In a report to be released Sunday, a panel of experts assembled by the U.S. Institute of Peace calls for a 50 percent reduction in U.S. forces in Iraq within three years and a total withdrawal and handover of security to the Iraqi military in five years.

"The United States faces too many challenges around the world to continue its current level of effort in Iraq, or even the deployment that was in place before the surge," the report says. " . . . It is time to chart a clearer path forward."

The panel includes many of the experts that advised the Iraq Study Group panel led by former secretary of state James A. Baker III and former Democratic congressman Lee H. Hamilton, which issued its report last December. Many of its recommendations have since been adopted, some reluctantly, by the Bush administration. The U.S. Institute of Peace ran the Baker-Hamilton report and assembled the experts.

The White House blocked the reconvening of the Baker-Hamilton panel, which was evenly divided among 10 prominent Democrats and Republicans, by urging Baker not to participate, according to U.S. officials. So USIP reconvened the experts who had advised them. The group, which met through the summer, is made up of some two dozen former U.S. officials and ambassadors, former CIA analysts, and Iraq specialists from think tanks and universities.

The recommendations in "Iraq: A Time for Change," the last of several reports published in the run-up to the Bush administration's assessment of Iraq this week, also call on the United Nations to immediately begin "intense negotiations" among Iraq's squabbling politicians. The talks should not be allowed to adjourn without agreements on power-sharing, revising the constitution, oil resources, local elections, easing a ban on former Baath Party members and the future of Kirkuk, the report urges. A similar model was used to broker an end to the war in Bosnia.

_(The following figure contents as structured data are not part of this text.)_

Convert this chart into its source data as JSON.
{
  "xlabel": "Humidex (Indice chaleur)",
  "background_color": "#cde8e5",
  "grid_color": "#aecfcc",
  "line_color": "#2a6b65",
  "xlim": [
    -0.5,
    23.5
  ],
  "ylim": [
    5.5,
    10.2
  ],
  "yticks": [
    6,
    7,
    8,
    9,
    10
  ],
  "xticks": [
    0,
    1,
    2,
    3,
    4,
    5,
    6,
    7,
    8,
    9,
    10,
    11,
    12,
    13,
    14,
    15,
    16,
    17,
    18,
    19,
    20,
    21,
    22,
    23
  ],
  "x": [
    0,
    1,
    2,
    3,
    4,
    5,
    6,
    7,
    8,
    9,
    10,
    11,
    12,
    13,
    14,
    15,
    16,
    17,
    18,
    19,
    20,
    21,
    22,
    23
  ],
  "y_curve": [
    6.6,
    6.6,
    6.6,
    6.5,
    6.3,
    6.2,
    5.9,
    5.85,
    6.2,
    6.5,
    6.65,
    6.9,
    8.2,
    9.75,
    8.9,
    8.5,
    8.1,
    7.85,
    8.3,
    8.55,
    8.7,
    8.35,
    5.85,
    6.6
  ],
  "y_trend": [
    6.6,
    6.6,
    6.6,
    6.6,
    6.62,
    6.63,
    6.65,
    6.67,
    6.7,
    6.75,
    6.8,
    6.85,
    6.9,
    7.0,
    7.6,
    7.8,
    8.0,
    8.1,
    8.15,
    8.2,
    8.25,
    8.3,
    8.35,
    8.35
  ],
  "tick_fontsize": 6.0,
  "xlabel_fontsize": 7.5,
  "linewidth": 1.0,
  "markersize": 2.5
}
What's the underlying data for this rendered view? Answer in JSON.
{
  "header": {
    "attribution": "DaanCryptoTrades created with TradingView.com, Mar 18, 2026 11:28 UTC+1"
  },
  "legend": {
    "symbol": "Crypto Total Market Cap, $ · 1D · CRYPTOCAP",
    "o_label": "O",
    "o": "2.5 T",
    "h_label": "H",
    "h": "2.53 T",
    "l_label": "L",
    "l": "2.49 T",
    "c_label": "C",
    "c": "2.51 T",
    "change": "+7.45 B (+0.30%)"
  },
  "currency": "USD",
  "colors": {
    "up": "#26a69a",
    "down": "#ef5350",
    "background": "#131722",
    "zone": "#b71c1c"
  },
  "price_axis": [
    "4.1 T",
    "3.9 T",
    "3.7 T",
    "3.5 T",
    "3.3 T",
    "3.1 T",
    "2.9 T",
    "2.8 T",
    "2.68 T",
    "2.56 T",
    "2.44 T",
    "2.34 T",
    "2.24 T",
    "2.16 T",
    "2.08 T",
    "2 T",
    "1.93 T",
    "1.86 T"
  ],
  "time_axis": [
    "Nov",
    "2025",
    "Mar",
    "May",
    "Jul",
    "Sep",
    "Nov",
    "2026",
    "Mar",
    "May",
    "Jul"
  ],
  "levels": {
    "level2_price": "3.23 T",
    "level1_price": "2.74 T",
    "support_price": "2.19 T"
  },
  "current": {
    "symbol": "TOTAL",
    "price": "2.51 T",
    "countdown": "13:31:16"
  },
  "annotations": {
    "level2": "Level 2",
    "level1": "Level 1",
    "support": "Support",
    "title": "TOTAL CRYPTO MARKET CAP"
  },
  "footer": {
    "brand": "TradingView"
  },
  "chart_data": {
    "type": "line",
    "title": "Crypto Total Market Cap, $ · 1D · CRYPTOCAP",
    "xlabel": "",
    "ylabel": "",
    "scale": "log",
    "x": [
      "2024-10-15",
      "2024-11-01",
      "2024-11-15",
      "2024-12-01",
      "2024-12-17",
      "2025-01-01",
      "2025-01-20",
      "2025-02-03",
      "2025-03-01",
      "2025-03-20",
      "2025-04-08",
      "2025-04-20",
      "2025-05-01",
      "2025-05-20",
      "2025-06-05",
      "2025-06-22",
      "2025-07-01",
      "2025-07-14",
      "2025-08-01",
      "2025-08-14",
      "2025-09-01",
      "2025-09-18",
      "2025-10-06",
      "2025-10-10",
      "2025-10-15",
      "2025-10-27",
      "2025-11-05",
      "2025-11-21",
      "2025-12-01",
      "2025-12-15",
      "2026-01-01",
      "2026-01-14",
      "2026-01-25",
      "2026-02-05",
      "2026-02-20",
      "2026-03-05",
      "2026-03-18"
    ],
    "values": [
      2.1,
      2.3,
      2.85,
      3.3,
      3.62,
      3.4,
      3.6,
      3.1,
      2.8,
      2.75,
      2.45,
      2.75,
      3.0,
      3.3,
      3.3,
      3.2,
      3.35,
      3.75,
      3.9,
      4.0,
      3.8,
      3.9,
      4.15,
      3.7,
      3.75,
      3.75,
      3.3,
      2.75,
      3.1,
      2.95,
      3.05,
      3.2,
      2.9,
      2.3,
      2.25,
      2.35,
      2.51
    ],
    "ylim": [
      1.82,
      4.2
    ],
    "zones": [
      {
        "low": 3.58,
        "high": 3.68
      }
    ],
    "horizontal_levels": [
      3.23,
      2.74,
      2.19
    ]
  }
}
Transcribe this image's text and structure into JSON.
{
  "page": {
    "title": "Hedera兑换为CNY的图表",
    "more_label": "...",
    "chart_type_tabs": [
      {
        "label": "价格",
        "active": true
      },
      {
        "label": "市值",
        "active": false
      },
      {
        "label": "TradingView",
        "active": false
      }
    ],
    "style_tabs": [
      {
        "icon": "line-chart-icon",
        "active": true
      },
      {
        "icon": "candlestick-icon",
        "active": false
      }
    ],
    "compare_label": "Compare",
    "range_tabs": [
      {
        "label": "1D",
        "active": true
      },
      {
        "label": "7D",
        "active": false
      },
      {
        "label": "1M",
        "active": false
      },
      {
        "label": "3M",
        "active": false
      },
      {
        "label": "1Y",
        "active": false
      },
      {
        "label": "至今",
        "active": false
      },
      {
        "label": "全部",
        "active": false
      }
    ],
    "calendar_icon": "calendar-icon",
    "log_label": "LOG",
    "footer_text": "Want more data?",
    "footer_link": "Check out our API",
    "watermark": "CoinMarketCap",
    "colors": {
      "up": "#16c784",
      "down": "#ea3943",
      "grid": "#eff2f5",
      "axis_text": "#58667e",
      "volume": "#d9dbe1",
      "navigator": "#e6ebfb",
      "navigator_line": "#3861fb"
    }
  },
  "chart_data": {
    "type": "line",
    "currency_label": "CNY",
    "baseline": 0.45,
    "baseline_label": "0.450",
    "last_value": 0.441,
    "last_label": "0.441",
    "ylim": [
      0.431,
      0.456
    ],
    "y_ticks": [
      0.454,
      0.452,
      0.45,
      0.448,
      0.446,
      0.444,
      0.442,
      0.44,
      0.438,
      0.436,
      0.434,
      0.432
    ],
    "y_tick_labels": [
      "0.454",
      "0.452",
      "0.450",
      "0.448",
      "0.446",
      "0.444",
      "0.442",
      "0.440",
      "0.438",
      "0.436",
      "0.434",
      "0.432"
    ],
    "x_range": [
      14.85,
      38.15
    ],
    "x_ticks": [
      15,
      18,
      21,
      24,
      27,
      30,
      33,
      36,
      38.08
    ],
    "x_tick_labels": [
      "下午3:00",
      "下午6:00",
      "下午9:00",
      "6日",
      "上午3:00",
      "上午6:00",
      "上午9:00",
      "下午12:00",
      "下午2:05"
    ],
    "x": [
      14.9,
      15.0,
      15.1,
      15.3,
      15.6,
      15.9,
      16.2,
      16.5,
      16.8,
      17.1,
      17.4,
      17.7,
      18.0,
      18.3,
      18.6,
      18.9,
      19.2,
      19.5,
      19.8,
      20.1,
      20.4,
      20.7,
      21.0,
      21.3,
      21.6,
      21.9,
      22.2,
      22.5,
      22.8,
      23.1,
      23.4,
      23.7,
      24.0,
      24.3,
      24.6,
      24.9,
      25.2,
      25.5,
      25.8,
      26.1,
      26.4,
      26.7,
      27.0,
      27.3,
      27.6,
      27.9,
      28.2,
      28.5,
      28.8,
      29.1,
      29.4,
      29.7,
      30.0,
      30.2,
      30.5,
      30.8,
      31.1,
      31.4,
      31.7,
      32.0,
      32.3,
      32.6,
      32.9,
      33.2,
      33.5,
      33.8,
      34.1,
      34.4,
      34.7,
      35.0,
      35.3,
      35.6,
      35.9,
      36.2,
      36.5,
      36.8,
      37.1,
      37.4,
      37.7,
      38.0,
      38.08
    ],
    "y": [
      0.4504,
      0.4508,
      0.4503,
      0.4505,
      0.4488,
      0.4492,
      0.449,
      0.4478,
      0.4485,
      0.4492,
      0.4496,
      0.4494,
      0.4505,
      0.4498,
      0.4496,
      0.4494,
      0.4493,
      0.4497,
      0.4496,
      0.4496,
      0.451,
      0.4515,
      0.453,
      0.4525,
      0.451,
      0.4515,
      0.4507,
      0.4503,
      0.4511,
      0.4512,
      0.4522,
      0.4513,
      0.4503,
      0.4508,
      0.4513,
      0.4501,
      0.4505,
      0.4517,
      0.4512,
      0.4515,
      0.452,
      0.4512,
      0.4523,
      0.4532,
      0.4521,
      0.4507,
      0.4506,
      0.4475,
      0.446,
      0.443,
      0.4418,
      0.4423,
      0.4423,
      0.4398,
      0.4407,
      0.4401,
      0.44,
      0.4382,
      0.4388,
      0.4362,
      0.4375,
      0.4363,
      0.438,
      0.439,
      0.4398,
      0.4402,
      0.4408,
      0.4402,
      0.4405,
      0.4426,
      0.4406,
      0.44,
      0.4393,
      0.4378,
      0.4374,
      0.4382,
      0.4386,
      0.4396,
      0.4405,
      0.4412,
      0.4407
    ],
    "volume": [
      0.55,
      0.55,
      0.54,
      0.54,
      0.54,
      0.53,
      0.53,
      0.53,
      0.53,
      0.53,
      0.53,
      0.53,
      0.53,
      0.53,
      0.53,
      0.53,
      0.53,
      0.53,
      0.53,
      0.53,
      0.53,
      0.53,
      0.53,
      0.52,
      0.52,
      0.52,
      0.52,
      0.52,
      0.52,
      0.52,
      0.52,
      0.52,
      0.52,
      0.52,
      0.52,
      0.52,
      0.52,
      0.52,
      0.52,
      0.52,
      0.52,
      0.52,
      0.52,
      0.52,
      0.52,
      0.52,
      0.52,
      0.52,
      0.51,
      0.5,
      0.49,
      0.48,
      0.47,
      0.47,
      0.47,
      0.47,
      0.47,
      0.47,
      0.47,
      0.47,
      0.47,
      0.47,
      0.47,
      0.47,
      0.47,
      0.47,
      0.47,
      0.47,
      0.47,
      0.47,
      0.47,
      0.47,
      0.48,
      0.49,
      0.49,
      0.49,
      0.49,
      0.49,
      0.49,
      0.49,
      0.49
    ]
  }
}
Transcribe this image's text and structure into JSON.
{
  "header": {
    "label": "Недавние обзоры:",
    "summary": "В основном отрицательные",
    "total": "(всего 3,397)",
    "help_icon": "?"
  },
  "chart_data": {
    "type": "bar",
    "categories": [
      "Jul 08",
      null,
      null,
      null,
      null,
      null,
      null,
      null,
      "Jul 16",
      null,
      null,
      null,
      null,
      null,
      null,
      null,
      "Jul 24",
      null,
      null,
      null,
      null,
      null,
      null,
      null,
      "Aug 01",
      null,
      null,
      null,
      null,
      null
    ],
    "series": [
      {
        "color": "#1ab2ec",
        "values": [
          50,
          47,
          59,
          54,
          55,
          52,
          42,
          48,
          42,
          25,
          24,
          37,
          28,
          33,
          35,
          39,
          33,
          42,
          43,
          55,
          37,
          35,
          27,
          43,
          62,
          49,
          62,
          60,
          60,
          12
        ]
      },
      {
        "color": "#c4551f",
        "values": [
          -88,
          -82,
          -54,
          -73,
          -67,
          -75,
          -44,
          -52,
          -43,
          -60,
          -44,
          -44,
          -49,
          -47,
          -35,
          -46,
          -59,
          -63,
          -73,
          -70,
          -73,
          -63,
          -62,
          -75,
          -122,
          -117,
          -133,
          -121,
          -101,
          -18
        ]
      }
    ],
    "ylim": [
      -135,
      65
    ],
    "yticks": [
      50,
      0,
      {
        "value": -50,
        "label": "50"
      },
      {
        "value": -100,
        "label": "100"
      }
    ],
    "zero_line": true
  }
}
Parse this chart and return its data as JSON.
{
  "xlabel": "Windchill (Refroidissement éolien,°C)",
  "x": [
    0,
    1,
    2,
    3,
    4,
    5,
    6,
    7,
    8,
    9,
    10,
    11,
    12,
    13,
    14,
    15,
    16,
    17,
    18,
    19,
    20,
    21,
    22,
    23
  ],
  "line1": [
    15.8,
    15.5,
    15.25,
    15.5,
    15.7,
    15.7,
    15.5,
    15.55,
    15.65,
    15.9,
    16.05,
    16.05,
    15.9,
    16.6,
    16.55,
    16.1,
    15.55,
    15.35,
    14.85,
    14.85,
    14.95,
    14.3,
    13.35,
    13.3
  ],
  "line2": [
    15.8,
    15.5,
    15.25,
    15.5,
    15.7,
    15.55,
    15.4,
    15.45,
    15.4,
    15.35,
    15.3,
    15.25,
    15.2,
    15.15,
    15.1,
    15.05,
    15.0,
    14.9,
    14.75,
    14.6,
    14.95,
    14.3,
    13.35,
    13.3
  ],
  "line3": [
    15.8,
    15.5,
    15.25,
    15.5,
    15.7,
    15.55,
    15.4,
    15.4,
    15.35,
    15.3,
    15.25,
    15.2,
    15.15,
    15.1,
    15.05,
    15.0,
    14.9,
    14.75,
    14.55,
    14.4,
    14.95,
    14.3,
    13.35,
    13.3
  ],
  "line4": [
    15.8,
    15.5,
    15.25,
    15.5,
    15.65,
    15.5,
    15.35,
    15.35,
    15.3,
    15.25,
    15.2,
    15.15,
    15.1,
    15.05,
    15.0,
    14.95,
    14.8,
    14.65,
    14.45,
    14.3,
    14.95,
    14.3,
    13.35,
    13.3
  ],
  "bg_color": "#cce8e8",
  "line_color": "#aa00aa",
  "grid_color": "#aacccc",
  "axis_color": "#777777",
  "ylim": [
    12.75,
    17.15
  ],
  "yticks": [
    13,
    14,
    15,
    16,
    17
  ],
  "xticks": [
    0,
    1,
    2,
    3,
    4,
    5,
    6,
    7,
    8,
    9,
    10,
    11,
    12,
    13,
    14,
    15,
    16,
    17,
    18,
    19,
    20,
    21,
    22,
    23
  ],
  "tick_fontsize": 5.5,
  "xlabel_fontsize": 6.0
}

With some recent security improvements, the biggest problem facing the Bush administration and Iraq is the failure of politicians in Baghdad to reconcile Sunni and Shiite factions and pass critical laws to secure the fledgling new democracy. "The situation remains fluid, but a window has opened, fleetingly, for Iraq to proceed with political reconciliation. Iraq's national politicians have been unable to take full advantage of this opportunity," says the report, authored by USIP vice president Daniel Serwer.

The Baker-Hamilton report was most contentious because of its recommendations on diplomatic outreach to Iran and Syria. The new report says the United States should block Iranian attempts to control Iraqi politics and interdict its arms supplies to Iraqi militias, while also continuing to talk to Tehran directly and accommodating some Iranian interests in a neighboring state. "As long as the U.S. and Iran engage in a zero sum context for influence, Iraq will remain in turmoil and the U.S. will be bogged down," the report warns.

The report generally blasts Iraq's neighbors for failing to help stabilize Iraq. But it also criticizes the United States for losing the confidence of key allies in the region because of Iraq.

In contrast to a growing number of recent calls for various forms of breaking up Iraq along religious and ethnic lines, the report strongly stands against partition of one of the geo-strategic powerhouses in the Middle East, but leaves the question of decentralizing power to the Iraqis.